I’m just awful proud of you. You won’t
go and get mixed up with the Swedes, will you?’
`I don’t care anything about
any of them but you,’ I said. `And you’ll
always treat me like a kid, suppose.’
She laughed and threw her arms around
me. `I expect I will, but you’re a kid I’m
awful fond of, anyhow! You can like me all you
want to, but if I see you hanging round with Lena
much, I’ll go to your grandmother, as sure as
your name’s Jim Burden! Lena’s all
right, only—well, you know yourself she’s
soft that way. She can’t help it.
It’s natural to her.’
If she was proud of me, I was so proud
of her that I carried my head high as I emerged from
the dark cedars and shut the Cutters’ gate softly
behind me. Her warm, sweet face, her kind arms,
and the true heart in her; she was, oh, she was still
my Antonia! I looked with contempt at the dark,
silent little houses about me as I walked home, and
thought of the stupid young men who were asleep in
some of them. I knew where the real women were,
though I was only a boy; and I would not be afraid
of them, either!
I hated to enter the still house when
I went home from the dances, and it was long before
I could get to sleep. Toward morning I used to
have pleasant dreams: sometimes Tony and I were
out in the country, sliding down straw-stacks as we
used to do; climbing up the yellow mountains over
and over, and slipping down the smooth sides into soft
piles of chaff.
One dream I dreamed a great many times,
and it was always the same. I was in a harvest-field
full of shocks, and I was lying against one of them.

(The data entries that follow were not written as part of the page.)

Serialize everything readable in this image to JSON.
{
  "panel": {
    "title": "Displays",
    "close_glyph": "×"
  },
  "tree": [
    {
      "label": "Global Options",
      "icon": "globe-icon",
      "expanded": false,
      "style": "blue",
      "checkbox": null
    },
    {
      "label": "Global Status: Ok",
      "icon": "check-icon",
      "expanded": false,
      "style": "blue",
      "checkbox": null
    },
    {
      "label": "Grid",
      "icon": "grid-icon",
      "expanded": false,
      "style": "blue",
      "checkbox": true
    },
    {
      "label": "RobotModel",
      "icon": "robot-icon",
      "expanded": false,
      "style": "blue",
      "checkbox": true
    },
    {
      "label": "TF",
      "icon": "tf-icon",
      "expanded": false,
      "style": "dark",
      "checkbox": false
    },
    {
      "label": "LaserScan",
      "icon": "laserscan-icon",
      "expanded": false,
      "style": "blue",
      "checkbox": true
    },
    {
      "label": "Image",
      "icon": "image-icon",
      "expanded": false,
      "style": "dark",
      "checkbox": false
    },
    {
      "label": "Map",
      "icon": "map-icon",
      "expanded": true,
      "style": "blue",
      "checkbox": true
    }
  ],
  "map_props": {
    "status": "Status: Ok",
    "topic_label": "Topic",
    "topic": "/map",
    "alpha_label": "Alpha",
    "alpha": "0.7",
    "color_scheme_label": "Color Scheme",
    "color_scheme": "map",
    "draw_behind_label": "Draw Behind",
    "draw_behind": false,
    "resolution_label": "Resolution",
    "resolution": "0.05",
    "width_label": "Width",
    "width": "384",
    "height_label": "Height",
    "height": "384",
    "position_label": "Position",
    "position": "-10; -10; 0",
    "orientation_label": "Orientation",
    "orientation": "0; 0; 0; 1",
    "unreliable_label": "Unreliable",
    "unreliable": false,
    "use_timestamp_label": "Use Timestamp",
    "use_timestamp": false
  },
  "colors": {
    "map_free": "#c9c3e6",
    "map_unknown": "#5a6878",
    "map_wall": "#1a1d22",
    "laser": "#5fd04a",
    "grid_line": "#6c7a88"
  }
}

Lena Lingard came across the stubble barefoot, in a
short skirt, with a curved reaping-hook in her hand,
and she was flushed like the dawn, with a kind of
luminous rosiness all about her. She sat down
beside me, turned to me with a soft sigh and said,
`Now they are all gone, and I can kiss you as much
as I like.’
I used to wish I could have this flattering
dream about Antonia, but I never did.